Wow, I didn't know about occs / occurrences. We should add this info to the docs somewhere...

#### Johan Commelin (Jun 17 2020 at 04:00):

In theory mathlib's nth_rewrite tactic should also help here. But I recently tried it, and got an error. I haven't yet looked into why...

#### Scott Morrison (Jun 17 2020 at 06:55):

occs has pretty strange behaviour: if a rule can match multiple times, but with different arguments, rw {occs:=...} will not find the alternative matches. nth_rewrite was written to solve this problem.

#### Wojtek Wawrów (Jun 19 2020 at 11:18):

Dan Stanescu said:

Sam Estep I don't have that level in front of me right now, but something like this may also help: rw [← add_zero a] {occs := occurrences.pos [1]}

I've tried using your code but it just gives me an error. Could it be that it just doesn't work in NNG? Same goes for the nth_rewrite thing, it doesn't seem to be recognized in NNG (and I wouldn't know how to use it anyways)

#### Kevin Buzzard (Jun 19 2020 at 11:47):

rofl I think that code has very little chance of working in NNG; I use a hacked rw. Try using rewrite [← add_zero a] {occs := occurrences.pos [1]} in NNG? I didn't hack that, so NNG rewrite should be the same as Lean rw.

#### Kevin Buzzard (Jun 19 2020 at 11:49):

Lean rw closes goals which can be closed by rfl (i.e. it tries refl after every rewrite, and if it works it just closes the goal). I thought this was confusing for NNG beginners so i turned it off (and probably turned off a bunch of other things too).

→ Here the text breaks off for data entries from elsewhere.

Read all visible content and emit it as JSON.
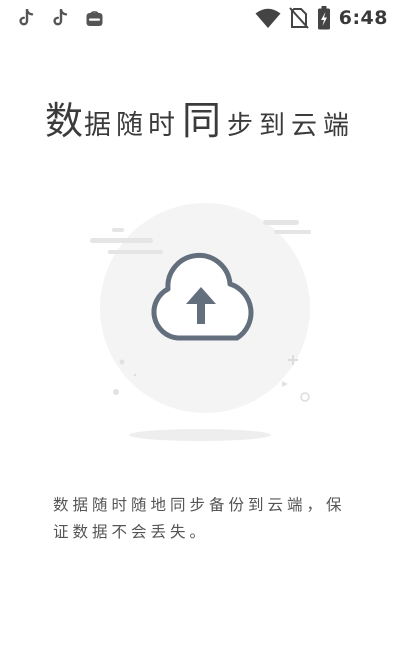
{
  "status_bar": {
    "time": "6:48",
    "notification_icons": [
      "tiktok-icon",
      "tiktok-icon",
      "app-store-icon"
    ],
    "system_icons": [
      "wifi-icon",
      "no-sim-icon",
      "battery-charging-icon"
    ]
  },
  "headline": {
    "part1": "数",
    "part2": "据随时",
    "part3": "同",
    "part4": "步到云端"
  },
  "illustration": {
    "icon": "cloud-upload-icon",
    "colors": {
      "circle": "#f4f4f4",
      "cloud_stroke": "#646f7d",
      "arrow": "#646f7d",
      "shadow": "#eeeeee",
      "decor": "#e4e4e4"
    }
  },
  "description": {
    "line1": "数据随时随地同步备份到云端，保",
    "line2": "证数据不会丢失。"
  }
}
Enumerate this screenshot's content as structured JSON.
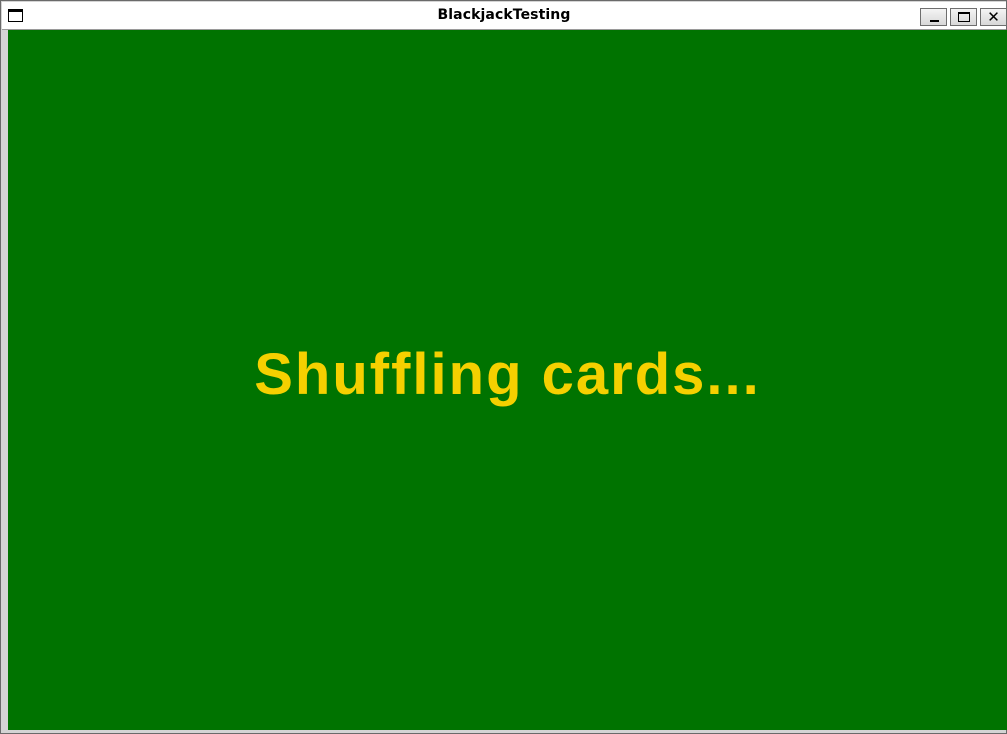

#### Kevin Buzzard (Jun 19 2020 at 11:50):

Similarly I doubt I am importing enough in NNG to make nth_rewrite work. If you want to play it "properly" you can just download and install the repo -- it would be a much less painful experience!

#### Wojtek Wawrów (Jun 19 2020 at 11:57):

Using rewrite worked! Here's then a short solution which works in NNG:

rewrite [← add_zero a] {occs := occurrences.pos [2]},


I will have to get around to installing the repo, hopefully later this weekend.

#### Kevin Buzzard (Jun 19 2020 at 12:00):

One unfortunate consequence of the hacked rw decision in NNG is that we get people here complaining that rw works differently in real Lean than in NNG. I could have hacked rewrite instead, because then users might expect rw to behave differently, but this would have caused so many extra key presses for my users :-/

#### ROCKY KAMEN-RUBIO (Jun 19 2020 at 19:56):

My (somewhat clunky) approach if rw isn't cooperating is to use a have statement for the thing I wanted rw to give me, and then prove that. I'm forgetting whether NNG has discussed them at this point. This isn't much more concise, but maybe it feels a little less redundant?